I try to assume a barest minimum about anything, ever. I think it depends upon the individual. People can have deep biases for or against others without requiring them to be “angry”. Does a soldier need to be overcome by fear and/or hatred to kill somebody? Some of them probably are, but for some it might be a duty, an objective, or something else. Not unlike how if someone harasses me, I might hypothetically decide to punch them in the nose, and can do this without becoming upset or losing my temper. Assuming that everybody who does an act, good bad or indifferent, must obviously feel the same way seems to me to be overly reductive.
OTOH “controlling” is a more loaded term. Not unlike some connotations of “discipline” it has lots of linguistic baggage. The desire to be “controlling” other people does not make it so, in any direct sense. Telling others what to do is almost always obnoxious and imposing, but says more about the mind state of the speaker than it does the autonomy of the listener. Control is internal to one’s self, it is not really transferable. even if deadly force is applied, one can choose to what extent they will dignify it with cooperation. Acknowledging this as always being a choice is often met with resentment by some, who are invested in the idea of saving face under the pretext of their choice having been made for them. But I see it as respecting that people are internally inviolable, that personal autonomy is our very core, and that even death does does not change this. I am sensitive to the fact that some do not agree with this.

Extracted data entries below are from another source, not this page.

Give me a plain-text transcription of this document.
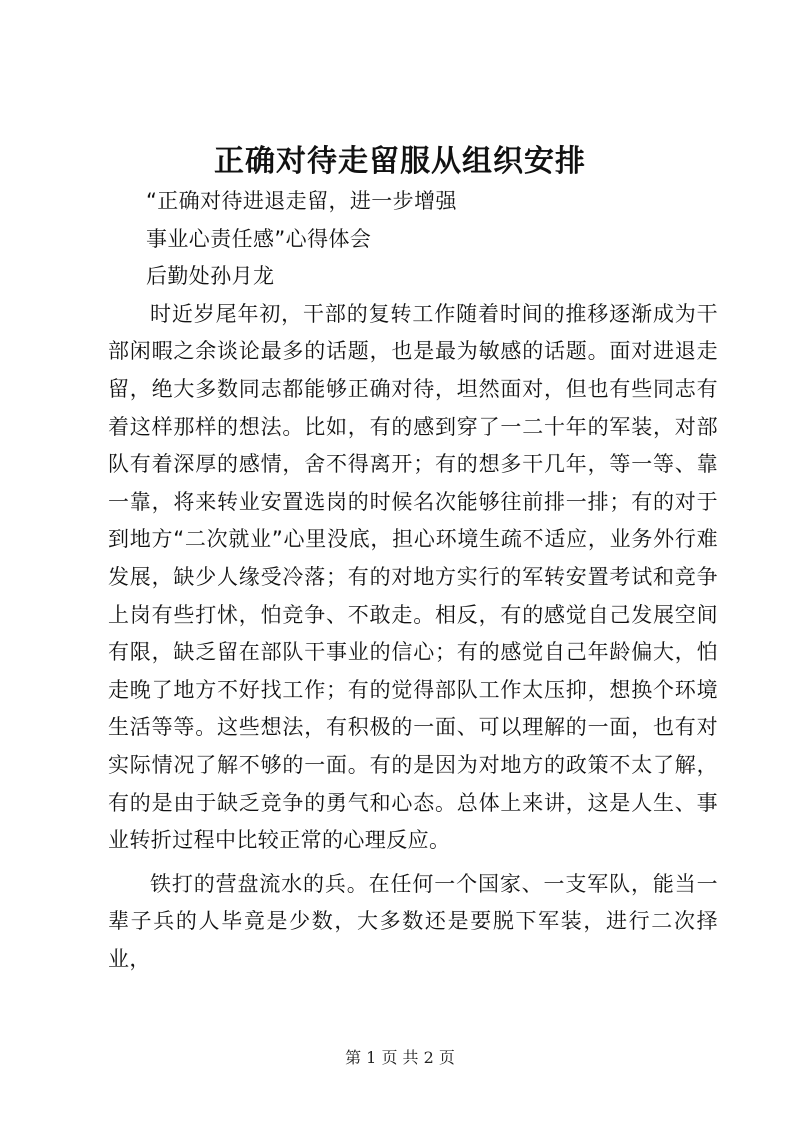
正确对待走留服从组织安排

“正确对待进退走留，进一步增强

事业心责任感”心得体会

后勤处孙月龙

时近岁尾年初，干部的复转工作随着时间的推移逐渐成为干部闲暇之余谈论最多的话题，也是最为敏感的话题。面对进退走留，绝大多数同志都能够正确对待，坦然面对，但也有些同志有着这样那样的想法。比如，有的感到穿了一二十年的军装，对部队有着深厚的感情，舍不得离开；有的想多干几年，等一等、靠一靠，将来转业安置选岗的时候名次能够往前排一排；有的对于到地方“二次就业”心里没底，担心环境生疏不适应，业务外行难发展，缺少人缘受冷落；有的对地方实行的军转安置考试和竞争上岗有些打怵，怕竞争、不敢走。相反，有的感觉自己发展空间有限，缺乏留在部队干事业的信心；有的感觉自己年龄偏大，怕走晚了地方不好找工作；有的觉得部队工作太压抑，想换个环境生活等等。这些想法，有积极的一面、可以理解的一面，也有对实际情况了解不够的一面。有的是因为对地方的政策不太了解，有的是由于缺乏竞争的勇气和心态。总体上来讲，这是人生、事业转折过程中比较正常的心理反应。

铁打的营盘流水的兵。在任何一个国家、一支军队，能当一辈子兵的人毕竟是少数，大多数还是要脱下军装，进行二次择业，

第 1 页 共 2 页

I think I do agree with you though that most who attack others are externalizing deep emotional problems. But the bigger problem is that I think that. by far, most people do this to some extent. People are generally too reactionary. Getting upset because they have been wronged is quite understandable, but it is only the flip side of the same upset which caused someone to wrong them. Causally, I think it is part of the same problem, which yields in me a different take upon “empathy” than some find palatable. In contemporary therapeutic terms, I’d say that the solution is “owning your feelings” - by which I mean understanding that your emotional state is yours, and not directly caused by anyone else. There are of course relations between stimulus and response, but nobody directly makes another person feel what they feel. When people know this, then emotional games, as many of these attacks are, tend to be outgrown.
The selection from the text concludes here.